Friday, September 15, 2023

“The Shed” • by Nyki Blatchley

Mavis Culpepper had only one obsession in life: to find out what her husband did in the shed at the bottom of the garden.

It wasn’t that Mavis felt at all dissatisfied with her marriage in any other way. George had a good job that provided for all their needs, while she worked part time for a local charity and thoroughly enjoyed it. They had a nice house in a pleasant, leafy avenue, with flying ducks on the wall and all the latest gadgets. They shared long, intelligent conversations about the state of the government and the contestants on their favourite reality show. And she had no complaints about their sex life.

Why was George so secretive, though, about the time he spent in that shed? It nagged and gnawed at Mavis, evoking wild, implausible theories as she lay awake at night, until she almost hoped it was as straightforward as porn.

At last, Mavis could stand it no longer. She’d promised George ages ago that she’d never go snooping, but she had to know. One afternoon, while he was at work, she crept down the garden with a couple of hairpins, determined to get inside.

In fact, what she’d assumed was a simple padlock proved to be a slightly more complex affair based on the half-life decay of an unknown transuranic element. Fortunately, Mavis’s masters degree in nuclear physics came in useful here, as did her doctorate in advanced applied engineering, and she managed to get it open without even using the hairpins.

Mavis peered through the door, but nothing was visible, so she stepped inside. A strange feeling came over her, as if she were being pulled in a strange direction, before her head cleared, and she was staring into infinite distance.

Globes hung in mid-air: all sizes and colours, some of them elegantly banded, others with beautiful, glistening rings around them. Most looked quite small; but, as Mavis’s sense of perspective adjusted, she realised this was because they were millions of miles away.

She stood on a platform surrounded by a perspex bubble, lined with consoles full of buttons, dials and flashing lights. The globes were all around her, even behind, although the door was still reassuringly there. Some seemed to be in directions she couldn’t quite define.

Mavis stood entranced by the beauty and variety, unaware of time passing, until a quiet, apologetic cough sounded behind her. George had just entered.

“So you peeked.” He sighed. “I thought you would.
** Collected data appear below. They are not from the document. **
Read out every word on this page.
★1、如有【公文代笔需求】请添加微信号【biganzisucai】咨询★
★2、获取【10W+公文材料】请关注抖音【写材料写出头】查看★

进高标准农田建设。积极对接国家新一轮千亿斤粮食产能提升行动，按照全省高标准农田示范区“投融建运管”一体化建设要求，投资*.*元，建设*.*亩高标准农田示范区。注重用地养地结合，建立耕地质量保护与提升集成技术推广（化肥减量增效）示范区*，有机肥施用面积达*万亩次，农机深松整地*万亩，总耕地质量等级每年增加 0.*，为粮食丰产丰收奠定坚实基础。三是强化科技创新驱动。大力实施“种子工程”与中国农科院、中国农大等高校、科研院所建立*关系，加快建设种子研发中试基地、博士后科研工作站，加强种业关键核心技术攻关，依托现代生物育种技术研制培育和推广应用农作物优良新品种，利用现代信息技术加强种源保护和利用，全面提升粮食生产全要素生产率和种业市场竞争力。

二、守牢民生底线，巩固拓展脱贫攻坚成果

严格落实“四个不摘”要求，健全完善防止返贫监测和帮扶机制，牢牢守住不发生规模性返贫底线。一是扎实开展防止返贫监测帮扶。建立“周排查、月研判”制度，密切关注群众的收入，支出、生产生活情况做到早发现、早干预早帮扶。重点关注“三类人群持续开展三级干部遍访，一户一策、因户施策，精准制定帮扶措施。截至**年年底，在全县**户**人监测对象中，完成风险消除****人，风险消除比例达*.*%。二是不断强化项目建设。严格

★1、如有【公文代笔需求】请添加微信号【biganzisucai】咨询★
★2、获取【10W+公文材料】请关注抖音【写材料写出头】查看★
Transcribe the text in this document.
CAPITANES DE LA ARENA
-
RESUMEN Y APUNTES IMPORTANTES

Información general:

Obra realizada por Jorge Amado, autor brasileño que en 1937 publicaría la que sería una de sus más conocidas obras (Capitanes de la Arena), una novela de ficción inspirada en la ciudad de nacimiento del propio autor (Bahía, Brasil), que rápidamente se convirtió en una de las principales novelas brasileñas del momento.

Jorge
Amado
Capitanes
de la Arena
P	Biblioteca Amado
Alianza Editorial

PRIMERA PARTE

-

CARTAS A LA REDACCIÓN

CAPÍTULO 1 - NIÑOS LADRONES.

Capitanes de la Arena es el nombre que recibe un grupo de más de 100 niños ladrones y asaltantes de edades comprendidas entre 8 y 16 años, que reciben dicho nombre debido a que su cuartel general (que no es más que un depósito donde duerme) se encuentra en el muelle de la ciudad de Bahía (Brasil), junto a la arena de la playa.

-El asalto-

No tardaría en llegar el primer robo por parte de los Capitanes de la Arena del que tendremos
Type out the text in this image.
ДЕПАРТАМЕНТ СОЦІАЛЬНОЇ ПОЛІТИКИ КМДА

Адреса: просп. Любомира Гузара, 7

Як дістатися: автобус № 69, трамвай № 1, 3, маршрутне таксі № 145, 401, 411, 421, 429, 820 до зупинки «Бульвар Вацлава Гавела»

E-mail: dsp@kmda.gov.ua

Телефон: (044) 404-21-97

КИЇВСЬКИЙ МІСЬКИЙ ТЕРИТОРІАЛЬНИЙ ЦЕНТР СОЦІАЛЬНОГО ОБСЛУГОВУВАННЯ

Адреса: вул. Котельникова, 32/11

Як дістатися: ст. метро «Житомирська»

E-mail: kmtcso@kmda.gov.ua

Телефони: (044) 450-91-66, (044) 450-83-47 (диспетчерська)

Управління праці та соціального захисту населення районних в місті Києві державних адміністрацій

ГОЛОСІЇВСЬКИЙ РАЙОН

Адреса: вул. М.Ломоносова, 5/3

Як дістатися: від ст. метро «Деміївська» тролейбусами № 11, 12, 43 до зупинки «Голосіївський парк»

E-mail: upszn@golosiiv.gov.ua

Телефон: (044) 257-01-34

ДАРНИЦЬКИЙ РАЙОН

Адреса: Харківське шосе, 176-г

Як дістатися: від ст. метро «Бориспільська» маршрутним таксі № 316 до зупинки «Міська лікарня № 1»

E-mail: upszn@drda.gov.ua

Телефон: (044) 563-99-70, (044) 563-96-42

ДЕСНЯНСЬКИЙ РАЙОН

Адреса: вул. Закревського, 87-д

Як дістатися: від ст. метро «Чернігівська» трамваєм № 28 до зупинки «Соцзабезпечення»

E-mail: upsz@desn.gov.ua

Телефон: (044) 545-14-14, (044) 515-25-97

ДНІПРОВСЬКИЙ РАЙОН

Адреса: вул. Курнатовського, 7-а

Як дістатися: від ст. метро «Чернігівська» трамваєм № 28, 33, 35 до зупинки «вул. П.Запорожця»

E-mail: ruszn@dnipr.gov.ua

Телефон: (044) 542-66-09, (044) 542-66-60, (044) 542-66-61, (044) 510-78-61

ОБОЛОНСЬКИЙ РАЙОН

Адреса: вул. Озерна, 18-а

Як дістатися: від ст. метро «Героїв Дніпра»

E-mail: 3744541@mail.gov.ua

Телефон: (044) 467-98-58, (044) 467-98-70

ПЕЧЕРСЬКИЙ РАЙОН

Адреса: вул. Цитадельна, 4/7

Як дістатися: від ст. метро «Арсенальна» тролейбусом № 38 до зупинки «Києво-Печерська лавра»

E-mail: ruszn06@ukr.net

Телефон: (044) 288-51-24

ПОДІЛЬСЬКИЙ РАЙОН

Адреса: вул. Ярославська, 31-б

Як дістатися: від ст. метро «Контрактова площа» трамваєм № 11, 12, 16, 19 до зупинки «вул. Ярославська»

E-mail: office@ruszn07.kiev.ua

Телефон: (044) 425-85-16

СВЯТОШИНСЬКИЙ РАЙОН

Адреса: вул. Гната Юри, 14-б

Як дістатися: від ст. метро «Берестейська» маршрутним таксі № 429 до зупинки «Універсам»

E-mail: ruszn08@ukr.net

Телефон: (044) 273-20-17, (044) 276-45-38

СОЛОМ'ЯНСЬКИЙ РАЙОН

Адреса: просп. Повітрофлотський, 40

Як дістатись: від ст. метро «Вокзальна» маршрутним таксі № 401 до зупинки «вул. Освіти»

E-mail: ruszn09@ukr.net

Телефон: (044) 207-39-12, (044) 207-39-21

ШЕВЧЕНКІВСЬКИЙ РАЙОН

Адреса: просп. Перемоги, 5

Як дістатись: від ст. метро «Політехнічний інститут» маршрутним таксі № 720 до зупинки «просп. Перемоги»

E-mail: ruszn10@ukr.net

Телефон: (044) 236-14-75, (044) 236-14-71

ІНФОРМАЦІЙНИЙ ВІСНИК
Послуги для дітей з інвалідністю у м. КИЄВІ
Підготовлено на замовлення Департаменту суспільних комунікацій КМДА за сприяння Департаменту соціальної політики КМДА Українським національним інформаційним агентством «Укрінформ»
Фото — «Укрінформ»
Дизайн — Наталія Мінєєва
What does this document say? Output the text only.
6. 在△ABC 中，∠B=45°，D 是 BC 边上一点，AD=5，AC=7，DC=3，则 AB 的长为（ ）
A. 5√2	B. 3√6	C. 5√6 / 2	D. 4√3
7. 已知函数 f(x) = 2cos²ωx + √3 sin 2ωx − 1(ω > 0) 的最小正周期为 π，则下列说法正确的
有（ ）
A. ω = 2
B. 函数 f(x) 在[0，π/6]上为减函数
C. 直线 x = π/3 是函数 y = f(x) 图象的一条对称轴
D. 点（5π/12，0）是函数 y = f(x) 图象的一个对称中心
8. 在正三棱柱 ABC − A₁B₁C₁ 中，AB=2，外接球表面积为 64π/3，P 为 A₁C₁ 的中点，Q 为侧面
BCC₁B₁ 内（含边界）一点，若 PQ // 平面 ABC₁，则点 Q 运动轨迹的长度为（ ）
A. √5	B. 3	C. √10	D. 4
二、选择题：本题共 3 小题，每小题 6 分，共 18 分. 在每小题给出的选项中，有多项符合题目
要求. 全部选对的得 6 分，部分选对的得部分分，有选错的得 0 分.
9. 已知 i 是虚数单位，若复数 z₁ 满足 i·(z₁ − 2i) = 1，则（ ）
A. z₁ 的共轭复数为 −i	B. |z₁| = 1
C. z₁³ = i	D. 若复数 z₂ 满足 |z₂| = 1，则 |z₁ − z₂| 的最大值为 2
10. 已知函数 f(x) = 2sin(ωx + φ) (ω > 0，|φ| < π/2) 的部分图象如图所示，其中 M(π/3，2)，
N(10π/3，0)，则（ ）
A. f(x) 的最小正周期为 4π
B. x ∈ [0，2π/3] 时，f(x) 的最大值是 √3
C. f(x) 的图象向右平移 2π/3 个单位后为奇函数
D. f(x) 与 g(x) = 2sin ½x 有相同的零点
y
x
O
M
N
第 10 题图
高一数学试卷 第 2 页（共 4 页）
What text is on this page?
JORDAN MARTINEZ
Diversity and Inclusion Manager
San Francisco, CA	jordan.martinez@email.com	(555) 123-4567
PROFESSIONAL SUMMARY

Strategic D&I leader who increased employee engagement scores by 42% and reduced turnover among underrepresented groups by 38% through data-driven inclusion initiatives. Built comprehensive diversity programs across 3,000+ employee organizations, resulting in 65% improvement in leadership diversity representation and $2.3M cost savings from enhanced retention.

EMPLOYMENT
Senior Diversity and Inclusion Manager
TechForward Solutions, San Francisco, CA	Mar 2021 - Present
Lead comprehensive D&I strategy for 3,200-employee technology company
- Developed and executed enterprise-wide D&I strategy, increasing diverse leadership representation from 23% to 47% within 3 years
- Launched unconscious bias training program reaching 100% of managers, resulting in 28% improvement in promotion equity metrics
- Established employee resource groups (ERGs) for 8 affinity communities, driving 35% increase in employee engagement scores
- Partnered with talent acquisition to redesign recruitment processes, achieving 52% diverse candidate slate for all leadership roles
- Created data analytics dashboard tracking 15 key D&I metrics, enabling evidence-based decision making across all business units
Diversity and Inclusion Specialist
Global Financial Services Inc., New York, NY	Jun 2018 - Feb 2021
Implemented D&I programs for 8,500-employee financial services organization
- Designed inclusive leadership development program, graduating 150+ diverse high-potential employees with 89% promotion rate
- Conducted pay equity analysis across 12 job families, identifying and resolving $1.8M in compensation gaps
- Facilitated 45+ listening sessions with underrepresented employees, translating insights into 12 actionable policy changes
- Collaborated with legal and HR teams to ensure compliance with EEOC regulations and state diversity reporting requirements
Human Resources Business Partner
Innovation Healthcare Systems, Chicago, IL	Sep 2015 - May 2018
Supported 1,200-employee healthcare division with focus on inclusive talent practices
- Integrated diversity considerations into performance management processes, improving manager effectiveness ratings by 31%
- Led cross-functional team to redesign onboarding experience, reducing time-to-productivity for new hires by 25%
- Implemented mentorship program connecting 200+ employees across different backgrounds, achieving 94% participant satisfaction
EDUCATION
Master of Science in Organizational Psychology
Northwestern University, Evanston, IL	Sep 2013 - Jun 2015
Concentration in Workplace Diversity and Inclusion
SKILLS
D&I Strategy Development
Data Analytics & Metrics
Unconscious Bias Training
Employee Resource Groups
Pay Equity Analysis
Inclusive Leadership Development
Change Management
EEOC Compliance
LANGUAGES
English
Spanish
Actually, I expected it sooner. So, what do you think of my collection?”

She stared. He looked just as he always did—just George—but how could this be? “Your collection? What do you mean?”

He shrugged. “Everyone has to have a hobby. Lots of people collect things: stamps, autographs, Star Wars figurines, that sort of thing. I collect planets.” His face fell. “You’re not going to insist on dusting them, are you? Because…”

“Er…no.” Mavis looked around the infinite space again, then back to George. “But…how do you do it?  I mean…do you have to go into space to get them?”

“Of course not.” George burst into laughter. “That would be silly, wouldn’t it? No, I get them by mail order. There are several companies that deal in planets. Naturally, you need your n-dimensional environment first, otherwise they’d have nowhere to beam them into. Do you like it?”

“They’re beautiful. But what do you do with them?”

He looked puzzled. “Do? Well, I arrange them into aesthetically pleasing configurations. It’s important to balance and cancel out the gravitational forces, of course, otherwise they’d start crashing into one another, and I’d be left with a very large collection of random asteroids. What would be the point of that?”

“Do you ever visit them?”

George’s eyes widened in horror. “Visit? Certainly not. These are in mint condition—still in the box, you might say. I wouldn’t want to spoil them by visiting.”

“Do you mean you’ve all these planets and you can’t get to them?”

“Well, no, I could if I wanted to." He waved vaguely at the consoles. “This platform can travel to any of them and protect me from any hostile conditions. It’s just… No, it would ruin them.”

“Oh, come on, George.” She put on all the persuasion that had ensured they’d gone to the Bahamas rather than Thailand for this year’s holiday. “Surely there must be one or two that aren’t quite as mint. Just once. Please.”

He hesitated. “Well…there’s AA2054, I suppose. I normally only buy as new, but that one’s of historical interest, so I got it even though it was only in fair condition. Perhaps it wouldn’t do too much harm. Just a brief visit, though.”

“Of course.” Yes, certainly a brief visit. She’d always wanted to travel to other planets, but still… “We’ll have to be back in time for Bake Off, after all.”



Nyki Blatchley is an author, copywriter and poet (as well as a strictly amateur musician and historian) who lives near London. He’s had a number of books published, mainly fantasy, including the novel At An Uncertain Hour, published by StoneGarden and the short story collection Eltava: A Sword for All Ages, published by Gypsy Shadow Publishing. Nyki has had more than seventy short stories and novellas published, most recently by Smoking Pen Press.

You can find more about Nyki’s writing on









KarinTerebessy said...

I adore the relatable mundanity of their lives, their past times and their way of interacting with each other.

Made in DNA said...

Exactly! The dichotomy is endearing, adding the perfect touch.